XHECA-FM
- Amecameca, State of Mexico; Mexico;
- Frequency: 97.3 MHz
- Branding: La Voladora

Programming
- Format: Noncommercial community radio

Ownership
- Owner: La Voladora Comunicación, A.C.

History
- First air date: October 27, 2000 May 9, 2005 (permit)
- Call sign meaning: From "Amecameca"

Technical information
- ERP: 0.162 kW
- HAAT: 292.2 meters
- Transmitter coordinates: 19°08′01.39″N 98°45′57″W﻿ / ﻿19.1337194°N 98.76583°W

Links
- Website: lavoladora.net

= XHECA-FM =

Community radio station in Amecameca, State of Mexico

XHECA-FM is a community radio station in Amecameca, State of Mexico, broadcasting on 97.3 FM. The station's concession is held by La Voladora Comunicación, A.C., and the station is known as La Voladora. XHECA is a member of AMARC México.

==History==
The 1999 UNAM strike sowed the seeds for a number of community radio stations across Mexico, including La Voladora, as well as XHCD-FM in Hermosillo. During the strike, students operated a radio station known as "La Ke Huelga". Several people involved with that station, and with other similar projects, banded together to form a new station project known as La Voladora ("The Flyer").

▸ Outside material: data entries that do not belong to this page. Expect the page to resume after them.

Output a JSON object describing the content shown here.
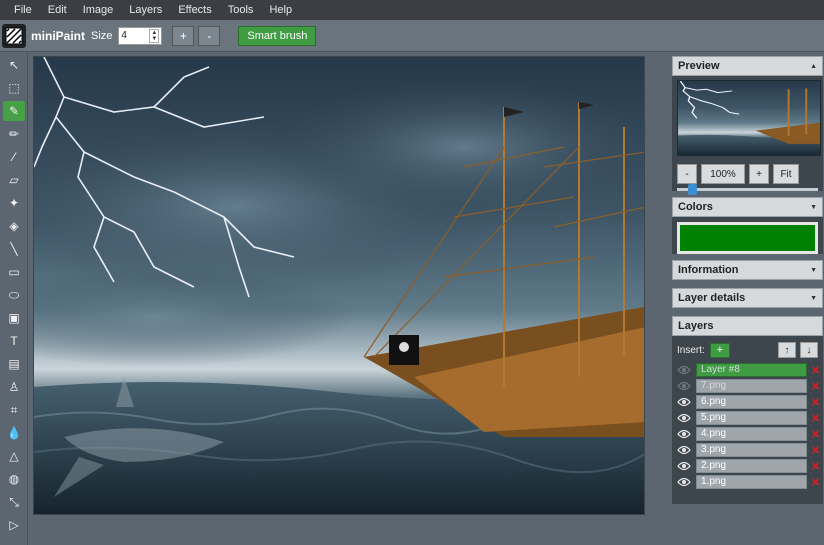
{
  "menu": [
    "File",
    "Edit",
    "Image",
    "Layers",
    "Effects",
    "Tools",
    "Help"
  ],
  "app": {
    "name": "miniPaint"
  },
  "toolbar": {
    "size_label": "Size",
    "size_value": "4",
    "plus_label": "+",
    "minus_label": "-",
    "smart_brush_label": "Smart brush"
  },
  "tools": [
    {
      "name": "select-icon",
      "glyph": "↖"
    },
    {
      "name": "marquee-select-icon",
      "glyph": "⬚"
    },
    {
      "name": "magic-brush-icon",
      "glyph": "✎"
    },
    {
      "name": "pencil-icon",
      "glyph": "✏"
    },
    {
      "name": "eyedropper-icon",
      "glyph": "⁄"
    },
    {
      "name": "eraser-icon",
      "glyph": "▱"
    },
    {
      "name": "magic-wand-icon",
      "glyph": "✦"
    },
    {
      "name": "fill-bucket-icon",
      "glyph": "◈"
    },
    {
      "name": "line-icon",
      "glyph": "╲"
    },
    {
      "name": "rectangle-icon",
      "glyph": "▭"
    },
    {
      "name": "ellipse-icon",
      "glyph": "⬭"
    },
    {
      "name": "image-icon",
      "glyph": "▣"
    },
    {
      "name": "text-icon",
      "glyph": "T"
    },
    {
      "name": "gradient-icon",
      "glyph": "▤"
    },
    {
      "name": "clone-stamp-icon",
      "glyph": "♙"
    },
    {
      "name": "crop-icon",
      "glyph": "⌗"
    },
    {
      "name": "blur-icon",
      "glyph": "💧"
    },
    {
      "name": "sharpen-icon",
      "glyph": "△"
    },
    {
      "name": "bulge-icon",
      "glyph": "◍"
    },
    {
      "name": "shrink-icon",
      "glyph": "⤡"
    },
    {
      "name": "animation-icon",
      "glyph": "▷"
    }
  ],
  "active_tool_index": 2,
  "preview": {
    "title": "Preview",
    "zoom_minus": "-",
    "zoom_value": "100%",
    "zoom_plus": "+",
    "fit_label": "Fit",
    "zoom_fraction": 0.08
  },
  "colors": {
    "title": "Colors",
    "active_color": "#008000"
  },
  "information": {
    "title": "Information"
  },
  "layer_details": {
    "title": "Layer details"
  },
  "layers": {
    "title": "Layers",
    "insert_label": "Insert:",
    "add_label": "+",
    "up_label": "↑",
    "down_label": "↓",
    "delete_glyph": "✕",
    "items": [
      {
        "label": "Layer #8",
        "selected": true,
        "visible": false
      },
      {
        "label": "7.png",
        "selected": false,
        "visible": false
      },
      {
        "label": "6.png",
        "selected": false,
        "visible": true
      },
      {
        "label": "5.png",
        "selected": false,
        "visible": true
      },
      {
        "label": "4.png",
        "selected": false,
        "visible": true
      },
      {
        "label": "3.png",
        "selected": false,
        "visible": true
      },
      {
        "label": "2.png",
        "selected": false,
        "visible": true
      },
      {
        "label": "1.png",
        "selected": false,
        "visible": true
      }
    ]
  },
  "accent_color": "#46a046"
}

Initially conceived as being a moving, 20-watt FM radio station that would visit rural areas. As part of that project, La Voladora set up shop in Amecameca on October 27, 2000, on 102.1 MHz, without a permit to operate.

In December 2000, Popocatépetl, the nearby volcano, recorded its largest eruption in 1,200 years. As a result of the natural emergency, La Voladora opted to remain in Amecameca permanently. Additionally, the station began to fight to obtain a permit, and in May 2005, La Voladora received a permit for XHECA-FM on 97.3 MHz.

In August 2017, the Federal Telecommunications Institute approved a relocation of the station's transmitter. A second site change was approved in 2021.